Tattoo artist Song Jiayin usually makes use of a sequence motif, a reference to a Chinese mom of eight who was discovered chained up in a rural village. Credit: Courtesy Song Jiayin
When Song opened her studio in 2016, she discovered that over 70% of her purchasers had been feminine. She began a venture known as “1,000 girls,” which goals to inform the tales of 1,000 feminine purchasers and their tattoos. The venture has seen her create quite a lot of tattoos alluding to their experiences, together with a uterus-shaped tattoo for the daughter of a lady who needed to have her uterus surgically eliminated for medical causes. Song herself has a sequence tattoo on her wrist that pays tribute to a Chinese mom of eight who was present in a rural village with a sequence round her neck, sparking outrage in China final 12 months over girls’s rights.
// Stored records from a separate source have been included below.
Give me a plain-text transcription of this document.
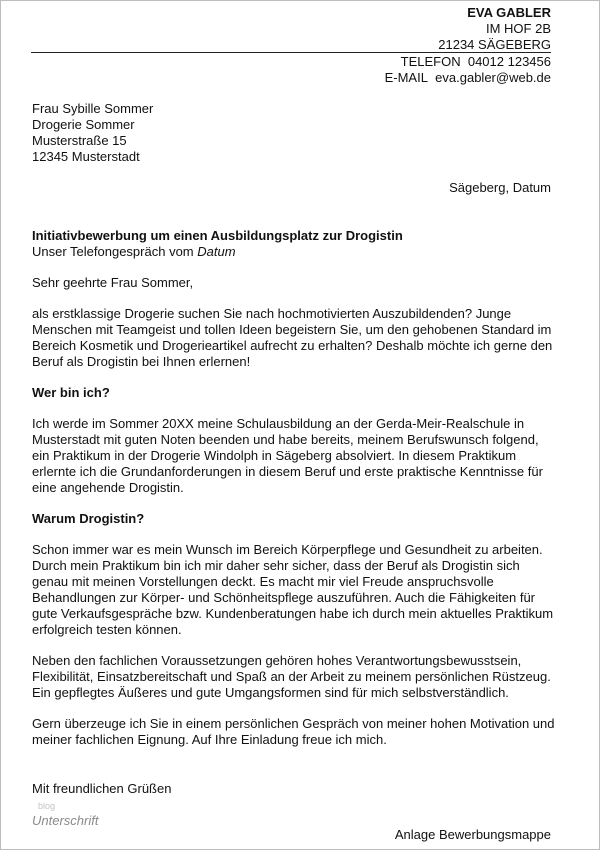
EVA GABLER
IM HOF 2B
21234 SÄGEBERG
TELEFON 04012 123456
E-MAIL eva.gabler@web.de
Frau Sybille Sommer
Drogerie Sommer
Musterstraße 15
12345 Musterstadt
Sägeberg, Datum
Initiativbewerbung um einen Ausbildungsplatz zur Drogistin
Unser Telefongespräch vom Datum

Sehr geehrte Frau Sommer,

als erstklassige Drogerie suchen Sie nach hochmotivierten Auszubildenden? Junge Menschen mit Teamgeist und tollen Ideen begeistern Sie, um den gehobenen Standard im Bereich Kosmetik und Drogerieartikel aufrecht zu erhalten? Deshalb möchte ich gerne den Beruf als Drogistin bei Ihnen erlernen!

Wer bin ich?

Ich werde im Sommer 20XX meine Schulausbildung an der Gerda-Meir-Realschule in Musterstadt mit guten Noten beenden und habe bereits, meinem Berufswunsch folgend, ein Praktikum in der Drogerie Windolph in Sägeberg absolviert. In diesem Praktikum erlernte ich die Grundanforderungen in diesem Beruf und erste praktische Kenntnisse für eine angehende Drogistin.

Warum Drogistin?

Schon immer war es mein Wunsch im Bereich Körperpflege und Gesundheit zu arbeiten. Durch mein Praktikum bin ich mir daher sehr sicher, dass der Beruf als Drogistin sich genau mit meinen Vorstellungen deckt. Es macht mir viel Freude anspruchsvolle Behandlungen zur Körper- und Schönheitspflege auszuführen. Auch die Fähigkeiten für gute Verkaufsgespräche bzw. Kundenberatungen habe ich durch mein aktuelles Praktikum erfolgreich testen können.

Neben den fachlichen Voraussetzungen gehören hohes Verantwortungsbewusstsein, Flexibilität, Einsatzbereitschaft und Spaß an der Arbeit zu meinem persönlichen Rüstzeug. Ein gepflegtes Äußeres und gute Umgangsformen sind für mich selbstverständlich.

Gern überzeuge ich Sie in einem persönlichen Gespräch von meiner hohen Motivation und meiner fachlichen Eignung. Auf Ihre Einladung freue ich mich.

Mit freundlichen Grüßen
blog
Unterschrift
Anlage Bewerbungsmappe
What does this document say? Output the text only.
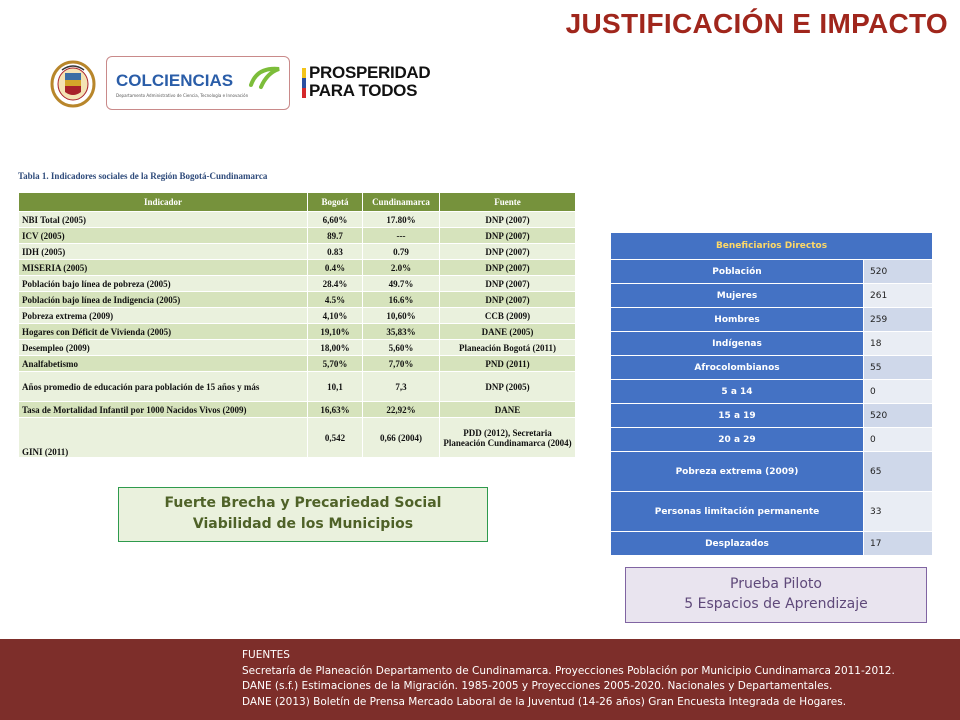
JUSTIFICACIÓN E IMPACTO
COLCIENCIAS
Departamento Administrativo de Ciencia, Tecnología e Innovación
PROSPERIDAD
PARA TODOS
Tabla 1. Indicadores sociales de la Región Bogotá-Cundinamarca
Indicador	Bogotá	Cundinamarca	Fuente
NBI Total (2005)	6,60%	17.80%	DNP (2007)
ICV (2005)	89.7	---	DNP (2007)
IDH (2005)	0.83	0.79	DNP (2007)
MISERIA (2005)	0.4%	2.0%	DNP (2007)
Población bajo línea de pobreza (2005)	28.4%	49.7%	DNP (2007)
Población bajo línea de Indigencia (2005)	4.5%	16.6%	DNP (2007)
Pobreza extrema (2009)	4,10%	10,60%	CCB (2009)
Hogares con Déficit de Vivienda (2005)	19,10%	35,83%	DANE (2005)
Desempleo (2009)	18,00%	5,60%	Planeación Bogotá (2011)
Analfabetismo	5,70%	7,70%	PND (2011)
Años promedio de educación para población de 15 años y más	10,1	7,3	DNP (2005)
Tasa de Mortalidad Infantil por 1000 Nacidos Vivos (2009)	16,63%	22,92%	DANE
GINI (2011)	0,542	0,66 (2004)	PDD (2012), Secretaria Planeación Cundinamarca (2004)
Fuerte Brecha y Precariedad Social
Viabilidad de los Municipios
Beneficiarios Directos	
Población	520
Mujeres	261
Hombres	259
Indígenas	18
Afrocolombianos	55
5 a 14	0
15 a 19	520
20 a 29	0
Pobreza extrema (2009)	65
Personas limitación permanente	33
Desplazados	17
Prueba Piloto
5 Espacios de Aprendizaje
FUENTES
Secretaría de Planeación Departamento de Cundinamarca. Proyecciones Población por Municipio Cundinamarca 2011-2012.
DANE (s.f.) Estimaciones de la Migración. 1985-2005 y Proyecciones 2005-2020. Nacionales y Departamentales.
DANE (2013) Boletín de Prensa Mercado Laboral de la Juventud (14-26 años) Gran Encuesta Integrada de Hogares.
With China’s feminists and different activists focused by authorities crackdowns in recent times, Song mentioned she has confronted hostility from the authorities — together with throughout occasions the place she offered merchandise that includes her chain design.
“(The authorities) don’t regulate the tattoo industry because they don’t want to recognize tattoos to begin with,” she mentioned. “It’s their way of expressing their dislike.”
A portrait of tattoo artist Victoria Lee. Credit: Justin Robertson/Act Daily News
Lee working in her studio. Credit: Justin Robertson/Act Daily News
Body artists face comparable authorized uncertainties in South Korea — and, till a 2020 supreme courtroom ruling, Japan — the place it’s technically unlawful for anybody apart from a medical skilled to hold out tattoos. Yet, China’s National Health Commission said in 2009 that tattooing shouldn’t be listed as a medical beauty process, whereas the nation’s Ministry of Commerce has additionally mentioned that invasive pores and skin operations will not be thought of a part of the sweetness sector.
“Nobody is clear whether (tattooing) is under the legal provision of the beauty industry or the medical industry,” mentioned Örebro University’s Zhao, including that this ambiguity extends to purchasers, too. “If you look closely at the laws and regulations, you may not dare to get a tattoo because, if you end up in some legal dispute, you simply have no place to go to defend your rights.”
In the months for the reason that ban on inking minors got here into impact, a number of “public interest” circumstances have been filed by state prosecutors, leading to fines for tattoo artists. In December, for instance, a Shanghai courtroom fined one individual 5,000 yuan ($739) for inking a 17-year-old, whereas a courtroom in Lhasa in Tibet ordered one other artist to pay 10,000 yuan ($1,477) to a tattooed minor for “psychological damage.”
The seemingly big selection of presidency businesses concerned in implementing the ban has solely added to the confusion, mentioned Zhao, and the newest restrictions are unlikely to be the final.
“There are just campaign-style bans coming one after another,” he added.